Éditorial — Des robots sociaux, pour quoi faire ?
Édito
Ils s’appellent Paro, Nao, Zora, Kompaï ou encore Buddy, ils sont des robots dits « sociaux », programmés pour reproduire les comportements de l’homme et interagir avec lui. Également appelés robots « affectifs » ou robots « interactifs », ces objets qui sont apparus récemment dans les EHPAD, cristallisent aussi bien les peurs que les fantasmes. Objets de médiation ou compagnons humanoïdes : quelles fonctions souhaitons-nous attribuer aux robots sociaux ?

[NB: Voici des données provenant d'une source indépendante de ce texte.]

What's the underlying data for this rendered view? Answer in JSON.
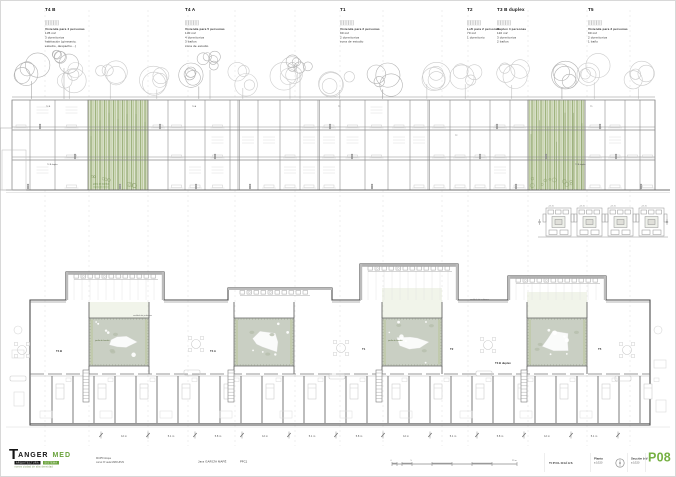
{
  "typologies": [
    {
      "x": 45,
      "label": "T4 B",
      "lines": [
        "Vivienda para 4 personas",
        "135 m2",
        "3 dormitorios",
        "habitación (gimnasio,",
        "estudio, despacho...)"
      ]
    },
    {
      "x": 185,
      "label": "T4 A",
      "lines": [
        "Vivienda para 5 personas",
        "130 m2",
        "4 dormitorios",
        "3 baños",
        "zona de estudio"
      ]
    },
    {
      "x": 340,
      "label": "T1",
      "lines": [
        "Vivienda para 2 personas",
        "90 m2",
        "2 dormitorios",
        "zona de estudio"
      ]
    },
    {
      "x": 467,
      "label": "T2",
      "lines": [
        "Loft para 2 personas",
        "70 m2",
        "1 dormitorio"
      ]
    },
    {
      "x": 497,
      "label": "T3 B duplex",
      "lines": [
        "Duplex 4 personas",
        "110 m2",
        "3 dormitorios",
        "2 baños"
      ]
    },
    {
      "x": 588,
      "label": "T5",
      "lines": [
        "Vivienda para 3 personas",
        "90 m2",
        "2 dormitorios",
        "1 baño"
      ]
    }
  ],
  "section": {
    "atrium_label_lines": [
      "patio de bambú",
      "vegetación interior"
    ],
    "room_labels": [
      {
        "x": 46,
        "y": 107,
        "t": "T4 B"
      },
      {
        "x": 47,
        "y": 165,
        "t": "T4 B duplex"
      },
      {
        "x": 192,
        "y": 107,
        "t": "T4 A"
      },
      {
        "x": 338,
        "y": 107,
        "t": "T1"
      },
      {
        "x": 455,
        "y": 136,
        "t": "T2"
      },
      {
        "x": 575,
        "y": 165,
        "t": "T3 B duplex"
      },
      {
        "x": 590,
        "y": 107,
        "t": "T5"
      }
    ]
  },
  "keyplan": {
    "levels": [
      "+05.20",
      "+05.20",
      "+05.20",
      "+05.20"
    ]
  },
  "plan": {
    "unit_labels": [
      {
        "x": 56,
        "y": 352,
        "t": "T4 B"
      },
      {
        "x": 210,
        "y": 352,
        "t": "T4 A"
      },
      {
        "x": 362,
        "y": 350,
        "t": "T1"
      },
      {
        "x": 450,
        "y": 350,
        "t": "T2"
      },
      {
        "x": 495,
        "y": 364,
        "t": "T3 B duplex"
      },
      {
        "x": 598,
        "y": 350,
        "t": "T5"
      }
    ],
    "notes": [
      {
        "x": 133,
        "y": 316,
        "t": "vestíbulo de jardineras"
      },
      {
        "x": 470,
        "y": 300,
        "t": "vestíbulo de jardineras"
      }
    ],
    "courtyard_labels": [
      {
        "x": 95,
        "y": 341,
        "t": "jardín de bambú"
      },
      {
        "x": 388,
        "y": 341,
        "t": "jardín de bambú"
      }
    ]
  },
  "dimensions": {
    "ticks": [
      101,
      148,
      195,
      242,
      289,
      336,
      383,
      430,
      477,
      524,
      571,
      618
    ],
    "labels": [
      {
        "x": 124,
        "t": "12 m"
      },
      {
        "x": 171,
        "t": "5.1 m"
      },
      {
        "x": 218,
        "t": "5.8 m"
      },
      {
        "x": 265,
        "t": "12 m"
      },
      {
        "x": 312,
        "t": "5.1 m"
      },
      {
        "x": 359,
        "t": "5.8 m"
      },
      {
        "x": 406,
        "t": "12 m"
      },
      {
        "x": 453,
        "t": "5.1 m"
      },
      {
        "x": 500,
        "t": "5.8 m"
      },
      {
        "x": 547,
        "t": "12 m"
      },
      {
        "x": 594,
        "t": "5.1 m"
      }
    ]
  },
  "titleblock": {
    "logo": {
      "initial": "T",
      "rest": "ANGER",
      "med": "MED",
      "bar1": "ARQUITECTURA",
      "bar2": "SISTEMA",
      "caption": "nueva ciudad de alta densidad"
    },
    "credits": [
      "MUP5 bloque",
      "curso Nº aula MMCUP29"
    ],
    "author": "Jara GARCÍA MAFÉ",
    "code": "PFC1",
    "scale_labels": {
      "zero": "0",
      "mid": "5",
      "end": "25 m"
    },
    "tipologias": "TIPOLOGÍAS",
    "planta_title": "Planta",
    "planta_scale": "a 1/150",
    "seccion_title": "Sección b-b'",
    "seccion_scale": "a 1/150",
    "page": "P08"
  },
  "colors": {
    "accent": "#76b043",
    "bamboo_dark": "#9fb37e",
    "bamboo_mid": "#bcc99e",
    "bamboo_light": "#dde4cf",
    "courtyard": "#c9cfc3"
  }
}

Laurence Devillers, chercheuse à l’Université Paris-Sud, croit en la capacité des robots sociaux à jouer demain un rôle important dans l’accompagnement des personnes malades. Les études menées en EHPAD montrent par exemple qu’en présence du robot Paro, qui a l’apparence d’un bébé phoque, les échanges de regards entre résidents et soignants sont plus fréquents, les positions de face-à-face sont privilégiées, ce qui stimule la communication non verbale du résident (Carrion-Martinaud ML et Bobilier-Chaumon ME., Dialogue Familles Couples 2017). Les effets sur l’activité motrice ont aussi été mesurés et d’après les résultats d’une étude menée par Brian Draper, de l’École de psychiatrie de l’Université de Nouvelle-Galles-du-Sud (Australie), l’utilisation du robot Paro réduit significativement l’agitation des personnes malades (Maturitas, Avril 2018). Le robot social, objet de médiation, a aussi une fonction thérapeutique : il permet de stimuler les émotions et les capacités des personnes malades.

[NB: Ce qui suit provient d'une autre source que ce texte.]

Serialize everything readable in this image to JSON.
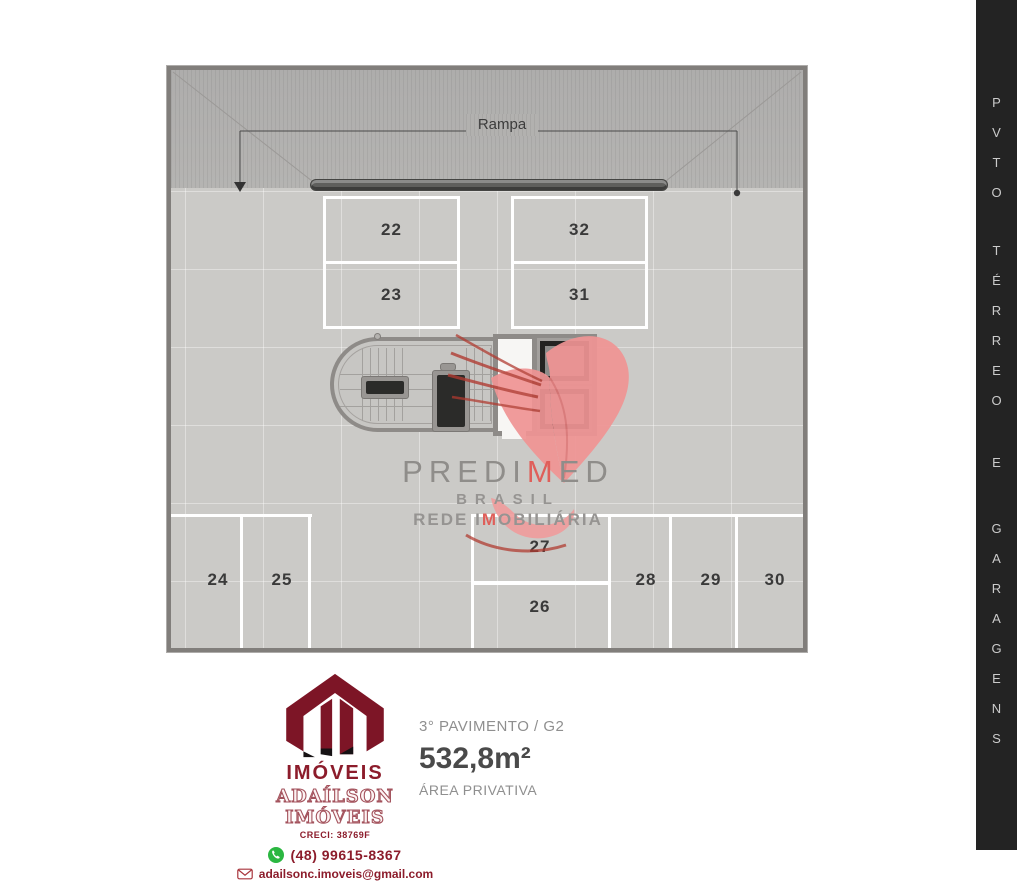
{
  "side_strip": {
    "words": [
      "PVTO",
      "TÉRREO",
      "E",
      "GARAGENS"
    ]
  },
  "plan": {
    "ramp_label": "Rampa",
    "stalls": {
      "s22": "22",
      "s23": "23",
      "s24": "24",
      "s25": "25",
      "s26": "26",
      "s27": "27",
      "s28": "28",
      "s29": "29",
      "s30": "30",
      "s31": "31",
      "s32": "32"
    }
  },
  "watermark": {
    "brand_pre": "PREDI",
    "brand_accent": "M",
    "brand_post": "ED",
    "country": "BRASIL",
    "tagline_pre": "REDE I",
    "tagline_accent": "M",
    "tagline_post": "OBILIÁRIA"
  },
  "agency": {
    "logo_text": "IMÓVEIS",
    "name": "ADAÍLSON IMÓVEIS",
    "creci": "CRECI: 38769F",
    "phone": "(48) 99615-8367",
    "email": "adailsonc.imoveis@gmail.com"
  },
  "unit_info": {
    "floor": "3° PAVIMENTO / G2",
    "area": "532,8m²",
    "area_label": "ÁREA PRIVATIVA"
  },
  "colors": {
    "accent_red": "#df5f5a",
    "watermark_gray": "#8f8d8a",
    "brand_maroon": "#8c1c2b",
    "whatsapp_green": "#2bb741",
    "strip_bg": "#232323",
    "floor_gray": "#cbcac7",
    "ramp_gray": "#b2b1af"
  }
}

Parmi les robots sociaux, les robots à forme humanoïdes comme Zora, Kompaï ou Buddy vont plus loin. Dotés de caractéristiques humaines, par leur aspect extérieur et par leurs compétences, ils sont des outils de stimulation des interactions sociales. Leur capacité à parler, à raconter des histoires et l’attachement qu’ils suscitent auprès des personnes malades leur confèrent une fonction de compagnon de vie. Maud Verraes, directrice marketing de la société qui a conçu le robot Buddy, explique que celui-ci a été pensé pour être « un robot au service des personnes en perte d’autonomie, qui veille sur elles et qui assure un contact extérieur permanent en leur rappelant par exemple les évènements et les rendez-vous » (Animagine, février-mars 2018).
Avec de telles propriétés, le robot ne risque-t-il pas de mettre la relation humaine au second plan ? Pour Sandra Bertezene, chercheuse au Conservatoire national des Arts et métiers, cette croyance très répandue en France n’est ici pas justifiée. Au contraire, en France, l’adaptation des robots sociaux au contexte des EHPAD est moins envisagée comme une solution pour automatiser les tâches réalisées par des humains que comme un moyen d’augmenter les possibilités de travail entre les professionnels et les résidents. Laurence Devillers rappelle aussi qu’il existe encore de nombreux défis de recherche à relever pour construire des robots pouvant s’adapter facilement aux besoins de la personne atteinte de la maladie d’Alzheimer. Pour que ces objets ne deviennent des assistants, ils devront avant toute chose « apprendre à respecter une certaine éthique de relation » avec la personne malade (Devillers L. Des robots et des hommes. Mythes, fantasmes et réalité, Mars 2017).
La France, contrairement à d’autres pays comme le Japon, l’Allemagne ou les pays scandinaves, utilise encore assez peu ces objets mais les pratiques évoluent depuis quelques années, ce qui alimente une réflexion éthique sur la cohabitation entre l’Homme et les robots. A mesure que progresse la complexité des robots dans les interactions affectives et sociales, leur utilisation auprès des personnes malades d’Alzheimer soulève notamment la question du risque de confusion entre l’humain et la machine.